In Multicolor mode, the two bits which make up a dot select one of four colors for that dot. The four codes created by these two bits tell VIC where to find the color information for the dot. The color of the dot can be either the Background color (in C R F), the Exterior Border color in (CRF), the Auxiliary color (in C R E) or the Foreground color (bits 0 thru 2 of the character’s color pointer).

The Multicolor mode color select codes are:

Mode	Colour
00	Background color (CR_F)
01	Exterior Border color (CR_F)
10	Foreground color (Color RAM)
11	Auxiliary color (CR_E)

Note that the two-bit code is NOT itself a color code, rather it is a pointer to four different color codes, allowing greater color flexibility, as each code pointed to has either 3 or 4-bit resolution

6560 PIN SIGNAL DESCRIPTION

• Address Bus— Pins 21 thru 34

The 14 bit address bus (A₀ thru A₁₃) is bidirectional. During P∅₂ = 1, the address pins are in the input mode. In this mode the microprocessor can access any of the sixteen VIC Control Registers. The high order pins of the Address Bus (A₈ thru A₁₃) act as Chip Select pins in this input mode.

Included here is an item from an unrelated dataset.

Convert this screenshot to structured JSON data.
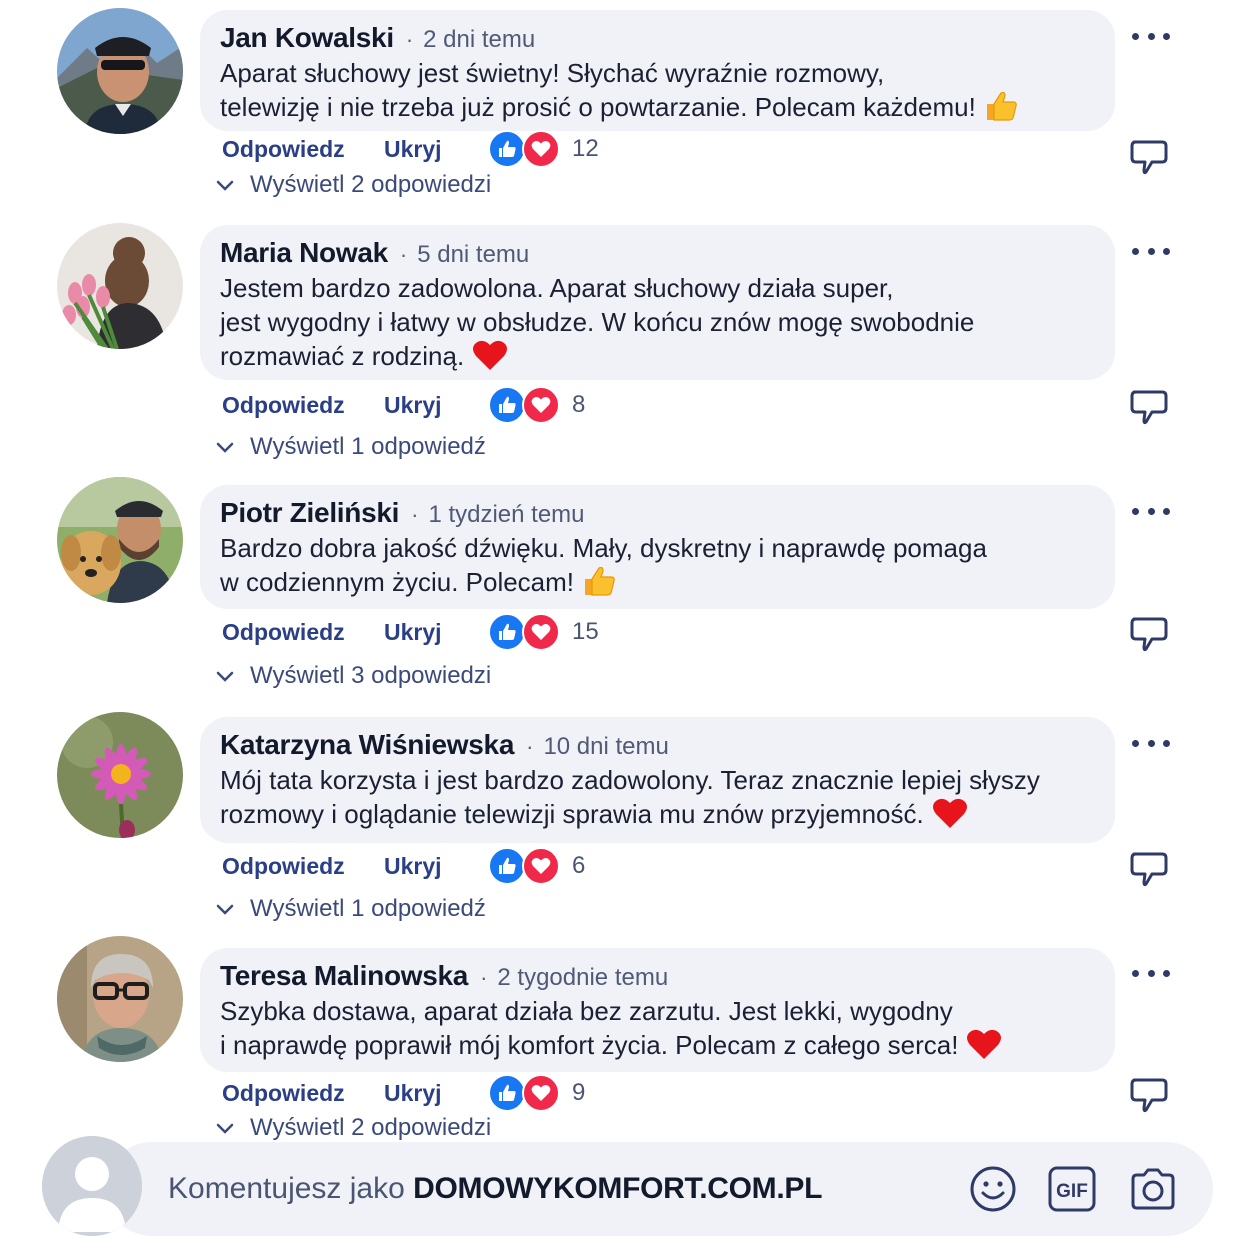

A true chip select condition occurs when A₁₃ = A₁₁ = A₁₀ = A₉ = A₈ = 0 and A₁₂ = 1, which equates to a VIC chip select address of 1000 in HEX. The lower order 4 bits of the address bus (A₀ thru A₃) are used as the control register select portion of the input address

During P∅₁ = 1, the VIC address pins will be in the output mode if data (either Character Pointer or Character Cell) is to be fetched. In this mode, VIC will put out the address of the memory location to be fetched. The address from VIC will be valid 50ns after the rising edge of P∅₁ and remain valid until the rising edge of P∅₂.

• Read/Write— Pin 4

This signal is an input only on the 6560 and controls the flow of data between VIC and the microprocessor. When the R/W signal is low and the VIC chip select conditions have been satisfied, the microprocessor can write data into the selected VIC Control Register. If the R/W signal is high and the chip select conditions have been met, the microprocessor can read data from the selected VIC Control Register

It is important to note that all VIC/microprocessor data transfers can only occur when P∅₂=1. During P∅₁ the VIC will be fetching data from memory for display and the R/W signal must be held high to ensure that VIC will not write into any memory location

Data Bus— Pins 5 thru 16

The 12 bit data bus of the 6560, DB0 thru DB11f is divided into two sections. The lower order eight bits, DB0 thru DB7, are used both to interface to the microprocessor and fetch data needed for display, while the higher order 4 bits are used exclusively for retrieving color and mode information. The operation of the lower order eight bits (DB0 thru DB7) can also be separated into two categories: microprocessor interface and video data interface. During P 0 2=1, DB7 thru DB0 are used exclusively for data transmission between the microprocessor and VIC. During P 0 1 = 1, DB7 thru DB0 are used for fetching display data.

CLOCKS

Master Oscillator Clock Inputs— 0 A and 0 2, Pins 39 and 38

The 6560 requires a 14.31818 MHz (NTSC), TWO Phase Clock. The clock signals must be five (5) volts and non-overlapping. The 6561 requires a 4.436187 M H z clock for PAL standard

System Clocks— P 0 1 and P 0 2, Pins 35 and 36

These clocks are the master timing generator for the VIC System. They are five volt, nonoverlapping 1.02 MH z clocks capable of driving the capacitance of the 6512 microprocessor.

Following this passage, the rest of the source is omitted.